Paul Gargiulo, coordinator of the Academic Computing Center, stressed that the regulation was created NOT with the intent to “save money” or “cut costs”, but has been developed over time as part of an “eight year campus wide initiative to eliminate the tremendous amount of wasted resources.”
“We want to make sure we can continue to provide resources.we’re not really cutting it (printing), we’re finding a way to accommodate student needs with less waste,” said Gargiulo. The ACC director said that “the ultimate path is to encourage students to duplex,” using the feature in Anderson Hall that enables students to use both sides of the paper, essentially doubling the weekly printing allowance.
For the past eight years, WCU has been struggling to eliminate wasted resources.
Gargiulo explained that the “paper cut initiative” started in 2002, when student printing was limited to 75 pages a day.
It was discovered that 75 pages daily was not accommodating to the needs of students, and discourse between SGA and WCU faculty lead to a change in Fall 2009, allowing students to print 300 pages a week, instead of 75 daily.
Significant waste of resources was still a problem. Clayton Garthwait, the Assistant Professor of Library Services and Access services Librarian commented on the issue, noting “bins filled with Facebook print outs, personal images and other discarded documents” commonly cluttered the printing labs.
Gargiulo said that the 2010 decision to allow 125 sheets printed a week was consistent with data formulated when monitoring printing trends. from Fall 2009 to Spring 2010, studies indicated that students printed an average of 85 pages a week, with peak numbers reaching averages of 125.
In 2010, the SGA, the WCU Library, and the Academic Computing Center used the aforementioned data to create the WCU current policy.
Garthwait said that the WCU’s goal is not to punish students; rather, “the goal is to be as accommodating as possible to the needs of students while finding a balance between resource needs and waste. we want students to be more conscientious of printing what they actually need.”

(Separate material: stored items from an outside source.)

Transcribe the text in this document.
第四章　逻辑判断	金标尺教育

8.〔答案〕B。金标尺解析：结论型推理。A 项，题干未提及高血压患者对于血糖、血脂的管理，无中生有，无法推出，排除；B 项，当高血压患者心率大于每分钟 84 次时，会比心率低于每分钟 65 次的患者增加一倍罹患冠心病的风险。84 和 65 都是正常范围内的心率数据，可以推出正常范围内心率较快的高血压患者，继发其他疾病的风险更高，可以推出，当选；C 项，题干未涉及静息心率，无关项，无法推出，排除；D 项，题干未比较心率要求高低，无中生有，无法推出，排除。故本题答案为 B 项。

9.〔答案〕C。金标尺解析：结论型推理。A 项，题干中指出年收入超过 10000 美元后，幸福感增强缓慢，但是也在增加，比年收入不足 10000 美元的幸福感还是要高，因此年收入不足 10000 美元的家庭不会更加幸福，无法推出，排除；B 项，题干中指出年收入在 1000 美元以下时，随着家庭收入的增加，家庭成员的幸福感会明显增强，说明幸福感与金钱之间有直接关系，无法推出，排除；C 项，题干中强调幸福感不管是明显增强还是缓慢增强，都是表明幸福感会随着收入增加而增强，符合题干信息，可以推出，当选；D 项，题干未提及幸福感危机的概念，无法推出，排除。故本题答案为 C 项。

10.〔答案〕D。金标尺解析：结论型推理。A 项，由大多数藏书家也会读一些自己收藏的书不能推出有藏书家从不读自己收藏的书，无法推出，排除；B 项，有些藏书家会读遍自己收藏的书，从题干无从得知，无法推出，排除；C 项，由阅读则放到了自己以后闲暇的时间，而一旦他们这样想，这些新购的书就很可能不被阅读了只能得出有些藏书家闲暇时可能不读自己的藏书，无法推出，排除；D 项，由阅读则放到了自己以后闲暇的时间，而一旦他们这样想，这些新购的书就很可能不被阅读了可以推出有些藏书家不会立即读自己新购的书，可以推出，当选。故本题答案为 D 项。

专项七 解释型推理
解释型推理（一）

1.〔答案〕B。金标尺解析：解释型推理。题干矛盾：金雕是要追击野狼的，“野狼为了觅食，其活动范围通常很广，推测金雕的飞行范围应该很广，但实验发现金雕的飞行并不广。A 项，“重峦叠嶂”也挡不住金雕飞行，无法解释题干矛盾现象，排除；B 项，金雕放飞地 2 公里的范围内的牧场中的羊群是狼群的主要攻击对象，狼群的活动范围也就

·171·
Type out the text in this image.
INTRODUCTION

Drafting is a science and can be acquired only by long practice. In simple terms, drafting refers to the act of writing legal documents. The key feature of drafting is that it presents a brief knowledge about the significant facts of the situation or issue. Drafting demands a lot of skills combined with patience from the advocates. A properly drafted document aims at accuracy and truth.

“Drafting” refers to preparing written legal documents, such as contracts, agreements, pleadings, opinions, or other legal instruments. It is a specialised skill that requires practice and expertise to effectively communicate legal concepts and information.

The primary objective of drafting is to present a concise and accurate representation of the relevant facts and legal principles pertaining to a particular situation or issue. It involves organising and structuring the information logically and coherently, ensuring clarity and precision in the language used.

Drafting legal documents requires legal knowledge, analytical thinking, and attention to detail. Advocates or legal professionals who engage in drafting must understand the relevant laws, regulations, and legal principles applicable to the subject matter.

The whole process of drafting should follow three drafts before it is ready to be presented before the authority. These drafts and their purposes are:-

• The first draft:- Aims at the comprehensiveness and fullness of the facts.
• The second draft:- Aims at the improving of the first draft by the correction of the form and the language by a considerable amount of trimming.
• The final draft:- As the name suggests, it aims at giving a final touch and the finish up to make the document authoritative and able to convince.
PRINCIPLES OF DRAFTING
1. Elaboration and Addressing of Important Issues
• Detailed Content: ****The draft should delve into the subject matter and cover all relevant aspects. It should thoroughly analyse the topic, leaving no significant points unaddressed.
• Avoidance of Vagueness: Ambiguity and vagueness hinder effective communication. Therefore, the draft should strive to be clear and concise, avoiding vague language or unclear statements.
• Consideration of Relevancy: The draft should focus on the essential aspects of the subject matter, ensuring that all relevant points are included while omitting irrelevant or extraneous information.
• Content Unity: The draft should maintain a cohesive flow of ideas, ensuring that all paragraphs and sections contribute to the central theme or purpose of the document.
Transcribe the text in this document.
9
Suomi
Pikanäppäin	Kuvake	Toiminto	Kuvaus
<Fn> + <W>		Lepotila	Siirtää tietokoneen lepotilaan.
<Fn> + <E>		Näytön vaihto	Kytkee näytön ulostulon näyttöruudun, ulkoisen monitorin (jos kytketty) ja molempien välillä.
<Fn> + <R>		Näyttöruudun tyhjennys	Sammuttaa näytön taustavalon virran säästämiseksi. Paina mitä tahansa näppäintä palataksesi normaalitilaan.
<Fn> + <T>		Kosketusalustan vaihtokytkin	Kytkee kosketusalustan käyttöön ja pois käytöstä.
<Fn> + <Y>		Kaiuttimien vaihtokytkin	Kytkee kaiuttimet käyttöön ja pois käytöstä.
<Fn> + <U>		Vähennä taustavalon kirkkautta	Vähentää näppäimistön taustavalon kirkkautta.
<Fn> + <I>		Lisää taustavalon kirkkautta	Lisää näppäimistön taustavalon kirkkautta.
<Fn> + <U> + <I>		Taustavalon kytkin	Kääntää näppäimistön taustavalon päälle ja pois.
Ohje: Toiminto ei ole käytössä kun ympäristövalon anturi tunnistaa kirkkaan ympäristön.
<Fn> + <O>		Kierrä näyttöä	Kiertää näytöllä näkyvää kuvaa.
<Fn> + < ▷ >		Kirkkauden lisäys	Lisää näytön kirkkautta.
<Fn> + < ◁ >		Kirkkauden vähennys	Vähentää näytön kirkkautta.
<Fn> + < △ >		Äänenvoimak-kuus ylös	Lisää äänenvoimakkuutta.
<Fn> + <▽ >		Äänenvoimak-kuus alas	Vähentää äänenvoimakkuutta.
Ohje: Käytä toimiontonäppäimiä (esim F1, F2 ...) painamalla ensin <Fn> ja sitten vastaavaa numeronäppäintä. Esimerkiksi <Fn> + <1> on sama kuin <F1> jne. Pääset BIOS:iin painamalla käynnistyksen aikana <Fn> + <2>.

Student reaction to the initiative has varied.
Dom Frittelli, a senior, said that it was “limiting” and that he “doesn’t understand why we pay all this tuition but have our printing limited.”
Corey Barr, a junior, said that he thinks, “West Chester is trying to rip us off by saving money and cutting costs.”
Students who are displeased with the current WCU “paper cut” may find a comparative analysis of other PA schools helpful.
A source from the Bloomsburg University Library said that their students are allowed to print 500 pages per semester with a four cent charge being added to their tuition bill for each additional page.
Sources at other Pennsylvania Universities gave comparative insight into policy as well. Temple University’s library reported that students are allowed 300 pages a semester and charged for every additional sheet.
Villanova University’s library reported that students begin each semester with a $60 balance and print at six cents a page, buying cards to replenish their printing account once the limit has been reached.
Penn State University’s library reported that students are allowed 110 pages per semester, with a five cent charge for every additional page. University of Pennsylvania’s library reported that students are allowed no free printing, but deposit money into an account, and are charged eight cents a page.
With the current 2010 initiative, WCU students are allowed to print 1875 pages per semester, or 3750 if they use the duplex feature, and are subject to no additional fees.
Taking the details mentioned above into account, students may find WCU’s printing limit more reasonable than before.